Fellows with Friedman
Michael Boskin
According to Hoover Institution Senior Fellow Michael Boskin, many regulations impose costs and stifle competition. Although there are often economic, health, safety, environmental, and other benefits that justify regulation, many of them create a drag on the economy. Once implemented, we need to track their impact and periodically reevaluate them. An ongoing goal should be to achieve the original goals at a lower cost.

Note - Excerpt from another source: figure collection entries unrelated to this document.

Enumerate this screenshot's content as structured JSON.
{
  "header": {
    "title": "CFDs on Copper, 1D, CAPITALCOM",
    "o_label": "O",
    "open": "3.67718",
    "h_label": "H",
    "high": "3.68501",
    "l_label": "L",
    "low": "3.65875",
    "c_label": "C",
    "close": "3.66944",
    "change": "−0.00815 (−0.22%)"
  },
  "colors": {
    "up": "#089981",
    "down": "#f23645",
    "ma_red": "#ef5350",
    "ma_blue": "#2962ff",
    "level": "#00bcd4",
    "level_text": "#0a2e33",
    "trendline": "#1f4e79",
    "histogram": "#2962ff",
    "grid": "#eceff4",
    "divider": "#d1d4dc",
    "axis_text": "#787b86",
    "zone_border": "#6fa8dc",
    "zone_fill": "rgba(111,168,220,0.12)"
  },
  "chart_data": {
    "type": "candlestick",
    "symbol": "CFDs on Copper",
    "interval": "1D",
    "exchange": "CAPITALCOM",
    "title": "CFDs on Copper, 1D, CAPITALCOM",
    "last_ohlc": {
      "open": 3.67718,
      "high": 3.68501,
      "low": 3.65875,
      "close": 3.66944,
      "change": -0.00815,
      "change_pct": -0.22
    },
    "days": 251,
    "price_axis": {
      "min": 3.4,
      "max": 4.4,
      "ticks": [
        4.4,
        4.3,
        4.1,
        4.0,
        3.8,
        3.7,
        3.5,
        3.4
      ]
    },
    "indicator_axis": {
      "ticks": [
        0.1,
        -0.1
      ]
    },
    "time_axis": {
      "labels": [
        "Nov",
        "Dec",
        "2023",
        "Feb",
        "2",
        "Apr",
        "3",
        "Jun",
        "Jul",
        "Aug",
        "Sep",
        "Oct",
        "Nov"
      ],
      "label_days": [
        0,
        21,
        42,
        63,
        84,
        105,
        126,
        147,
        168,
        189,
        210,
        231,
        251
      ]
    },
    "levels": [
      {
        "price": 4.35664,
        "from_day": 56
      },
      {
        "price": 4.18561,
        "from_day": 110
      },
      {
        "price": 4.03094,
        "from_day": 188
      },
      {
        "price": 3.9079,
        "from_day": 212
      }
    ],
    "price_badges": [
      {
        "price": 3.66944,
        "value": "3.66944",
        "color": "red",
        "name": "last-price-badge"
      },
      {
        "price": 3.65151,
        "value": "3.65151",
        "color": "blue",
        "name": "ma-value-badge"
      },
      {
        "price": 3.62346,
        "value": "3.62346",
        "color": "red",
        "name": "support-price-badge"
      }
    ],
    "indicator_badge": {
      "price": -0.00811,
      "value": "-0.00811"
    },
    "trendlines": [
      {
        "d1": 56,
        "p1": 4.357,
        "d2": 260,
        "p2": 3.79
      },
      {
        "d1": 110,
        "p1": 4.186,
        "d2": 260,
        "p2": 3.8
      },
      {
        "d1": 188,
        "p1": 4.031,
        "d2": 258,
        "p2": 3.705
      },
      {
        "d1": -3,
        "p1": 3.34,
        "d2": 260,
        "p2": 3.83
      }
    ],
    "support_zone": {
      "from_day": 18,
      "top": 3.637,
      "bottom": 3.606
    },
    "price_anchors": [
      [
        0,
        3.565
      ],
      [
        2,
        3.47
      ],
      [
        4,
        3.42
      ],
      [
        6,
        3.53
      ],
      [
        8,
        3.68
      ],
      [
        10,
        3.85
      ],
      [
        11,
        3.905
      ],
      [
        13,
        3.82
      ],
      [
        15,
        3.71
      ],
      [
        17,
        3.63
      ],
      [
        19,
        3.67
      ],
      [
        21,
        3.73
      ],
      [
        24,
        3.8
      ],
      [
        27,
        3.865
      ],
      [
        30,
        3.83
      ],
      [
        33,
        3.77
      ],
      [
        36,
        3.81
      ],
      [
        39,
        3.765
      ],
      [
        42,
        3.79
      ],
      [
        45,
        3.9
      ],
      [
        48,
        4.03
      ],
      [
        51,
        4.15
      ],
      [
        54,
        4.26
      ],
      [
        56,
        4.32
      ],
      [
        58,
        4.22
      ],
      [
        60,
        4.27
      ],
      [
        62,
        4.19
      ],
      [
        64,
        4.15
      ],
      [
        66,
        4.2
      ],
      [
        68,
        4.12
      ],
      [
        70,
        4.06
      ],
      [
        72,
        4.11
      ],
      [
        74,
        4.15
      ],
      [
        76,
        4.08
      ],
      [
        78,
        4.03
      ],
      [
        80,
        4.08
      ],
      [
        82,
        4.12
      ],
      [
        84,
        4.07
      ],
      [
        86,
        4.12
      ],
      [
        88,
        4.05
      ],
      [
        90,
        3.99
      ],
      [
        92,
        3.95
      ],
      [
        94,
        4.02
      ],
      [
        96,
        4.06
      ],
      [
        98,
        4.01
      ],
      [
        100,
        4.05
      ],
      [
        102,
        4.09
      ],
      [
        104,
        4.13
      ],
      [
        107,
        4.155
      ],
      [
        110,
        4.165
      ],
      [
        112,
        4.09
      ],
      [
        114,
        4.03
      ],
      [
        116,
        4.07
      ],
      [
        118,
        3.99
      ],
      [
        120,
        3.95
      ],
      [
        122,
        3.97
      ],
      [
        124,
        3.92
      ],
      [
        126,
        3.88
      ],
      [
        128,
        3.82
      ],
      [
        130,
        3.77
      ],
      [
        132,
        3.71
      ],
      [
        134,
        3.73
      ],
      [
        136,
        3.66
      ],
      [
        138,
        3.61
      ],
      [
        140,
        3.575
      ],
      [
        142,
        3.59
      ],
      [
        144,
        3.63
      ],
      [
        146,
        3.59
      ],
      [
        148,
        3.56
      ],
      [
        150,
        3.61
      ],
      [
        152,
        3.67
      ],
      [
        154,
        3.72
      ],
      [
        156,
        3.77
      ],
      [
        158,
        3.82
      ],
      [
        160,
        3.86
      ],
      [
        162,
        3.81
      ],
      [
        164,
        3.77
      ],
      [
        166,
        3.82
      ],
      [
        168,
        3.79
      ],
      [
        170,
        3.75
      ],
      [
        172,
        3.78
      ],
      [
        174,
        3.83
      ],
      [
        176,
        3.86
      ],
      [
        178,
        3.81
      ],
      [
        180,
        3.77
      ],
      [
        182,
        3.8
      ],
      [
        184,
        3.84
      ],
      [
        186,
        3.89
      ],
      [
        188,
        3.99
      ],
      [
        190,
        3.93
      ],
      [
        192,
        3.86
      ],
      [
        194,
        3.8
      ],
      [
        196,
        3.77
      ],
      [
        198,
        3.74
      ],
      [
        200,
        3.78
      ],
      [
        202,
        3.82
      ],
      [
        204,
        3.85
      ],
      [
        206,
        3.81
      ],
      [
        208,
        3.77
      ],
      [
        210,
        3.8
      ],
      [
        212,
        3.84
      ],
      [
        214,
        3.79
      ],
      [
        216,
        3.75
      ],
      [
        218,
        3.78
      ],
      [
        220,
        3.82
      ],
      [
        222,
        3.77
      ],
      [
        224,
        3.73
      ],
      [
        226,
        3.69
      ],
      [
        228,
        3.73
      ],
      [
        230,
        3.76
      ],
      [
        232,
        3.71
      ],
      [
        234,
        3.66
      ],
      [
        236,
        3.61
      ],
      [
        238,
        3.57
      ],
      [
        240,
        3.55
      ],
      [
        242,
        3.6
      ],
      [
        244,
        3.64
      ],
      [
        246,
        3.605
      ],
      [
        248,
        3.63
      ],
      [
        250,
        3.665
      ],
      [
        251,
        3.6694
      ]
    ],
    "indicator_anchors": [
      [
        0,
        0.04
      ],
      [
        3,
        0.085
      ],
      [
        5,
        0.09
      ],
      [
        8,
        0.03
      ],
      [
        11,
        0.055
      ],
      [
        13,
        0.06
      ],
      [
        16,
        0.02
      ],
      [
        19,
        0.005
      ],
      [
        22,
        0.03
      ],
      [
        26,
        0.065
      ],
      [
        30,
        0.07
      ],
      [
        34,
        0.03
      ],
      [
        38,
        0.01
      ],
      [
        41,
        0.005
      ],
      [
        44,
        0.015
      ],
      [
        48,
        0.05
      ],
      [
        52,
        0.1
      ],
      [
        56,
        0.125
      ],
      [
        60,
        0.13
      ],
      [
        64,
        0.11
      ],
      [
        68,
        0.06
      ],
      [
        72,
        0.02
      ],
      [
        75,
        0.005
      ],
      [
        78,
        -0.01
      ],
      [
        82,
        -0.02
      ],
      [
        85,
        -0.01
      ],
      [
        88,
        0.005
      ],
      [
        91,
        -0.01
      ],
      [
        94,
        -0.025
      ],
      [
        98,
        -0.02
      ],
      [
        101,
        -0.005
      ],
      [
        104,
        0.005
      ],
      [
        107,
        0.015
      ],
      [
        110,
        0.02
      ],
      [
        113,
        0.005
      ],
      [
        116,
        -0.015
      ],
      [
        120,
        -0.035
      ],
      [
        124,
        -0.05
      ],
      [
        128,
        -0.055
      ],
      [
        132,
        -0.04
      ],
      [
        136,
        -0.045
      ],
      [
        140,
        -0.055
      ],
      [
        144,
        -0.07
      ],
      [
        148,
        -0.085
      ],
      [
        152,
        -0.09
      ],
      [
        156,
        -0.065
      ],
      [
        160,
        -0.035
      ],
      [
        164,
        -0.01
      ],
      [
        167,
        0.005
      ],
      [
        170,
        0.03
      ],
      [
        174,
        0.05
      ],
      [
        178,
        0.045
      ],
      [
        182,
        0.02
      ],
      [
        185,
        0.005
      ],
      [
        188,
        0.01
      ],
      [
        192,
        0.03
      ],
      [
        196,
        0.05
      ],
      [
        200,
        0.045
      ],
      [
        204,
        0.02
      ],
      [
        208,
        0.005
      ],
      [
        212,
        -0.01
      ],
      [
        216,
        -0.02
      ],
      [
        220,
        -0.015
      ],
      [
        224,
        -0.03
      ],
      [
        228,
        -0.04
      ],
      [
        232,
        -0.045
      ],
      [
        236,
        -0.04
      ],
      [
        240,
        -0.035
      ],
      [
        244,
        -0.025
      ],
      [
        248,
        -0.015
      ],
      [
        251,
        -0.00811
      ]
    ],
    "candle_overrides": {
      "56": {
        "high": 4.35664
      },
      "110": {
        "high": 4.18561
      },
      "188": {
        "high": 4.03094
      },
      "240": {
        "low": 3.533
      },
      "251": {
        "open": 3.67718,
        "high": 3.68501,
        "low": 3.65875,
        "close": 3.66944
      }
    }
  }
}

Watch this short video on reforming regulation for a quick summary:
You can also read Boskin's chapter in Blueprint for America, in which he argues: “Government regulation, at the federal, state, and local levels, is pervasive. Last year alone, almost 80,000 pages of rules, proposed rules, and notices were published in the federal register. Most regulations impose costs, and studies indicate they cause a cumulative large drag on the economy. Those costs are colloquially said to be ‘on business,’ but in reality businesses shift them to consumers with higher prices, workers with lower wages, or investors with lower returns.” You can find the rest of Blueprint for America here.
Richard Epstein
Hoover Institution Senior Fellow Richard Epstein talks with EconTalk host and Hoover Institution Research Fellow Russ Roberts about the differences between classical liberalism and hard-line libertarianism. What is the proper role of the state? According to Epstein: “There is really a terminological gulf, and this is what I think is the fundamental ambiguity. There are many issues in which the subsets—the classical liberals and the hard-line libertarians—are in agreement. And therefore the differences between them simply disappear when you start to take on many progressive policies. The grounds on which they may be opposed will differ from group to group, but the fact of the opposition is going to be very strong. So, for example, neither the classical liberal nor the libertarian believes that the government ought to support or to prop up any monopoly institutions where it is possible to have a competitive industry. And so, at that particular point, both of them are in favor of a smaller government. The classical liberal says, Monopoly has changed output for the worse, so therefore when the government spends money to create a worse situation, it's a clear no-starter. The libertarian says, The government is using force to interfere with advantageous relationships; we don't care about the consequences; don't give me all this fancy economics stuff; we're just against it. So one of them tends to be more consequentialist—that's the classical liberal—the other tends to be more deontological—that turns out to be the hard-line libertarian.”
Terry Anderson
Should the government be responsible for protecting the environment? According to Hoover Institution Senior Fellow Terry Anderson, rules and regulations are not the only way to protect the environment. Instead of making government responsible for the environment, the appropriate role of the government would be to work with the markets. When the government and markets work together, it leads to effective solutions for sustainability.
For more, watch this short video, “A Better Way to Preserve the Environment:"
John Taylor
John Taylor and Frank A. Wolak discuss the successes and failures in government regulation by comparing two major industries—nuclear power and financial services. They argue that while both industries are heavily regulated and susceptible in principle to regulatory capture, the nuclear power sector is in a much better state than the financial services, as evidenced by the recent severe financial crisis and the lack of a major nuclear incident since Three Mile Island, which occurred in 1979. In effect, regulatory failure—including through regulatory capture—has been much more of a problem in the financial industry.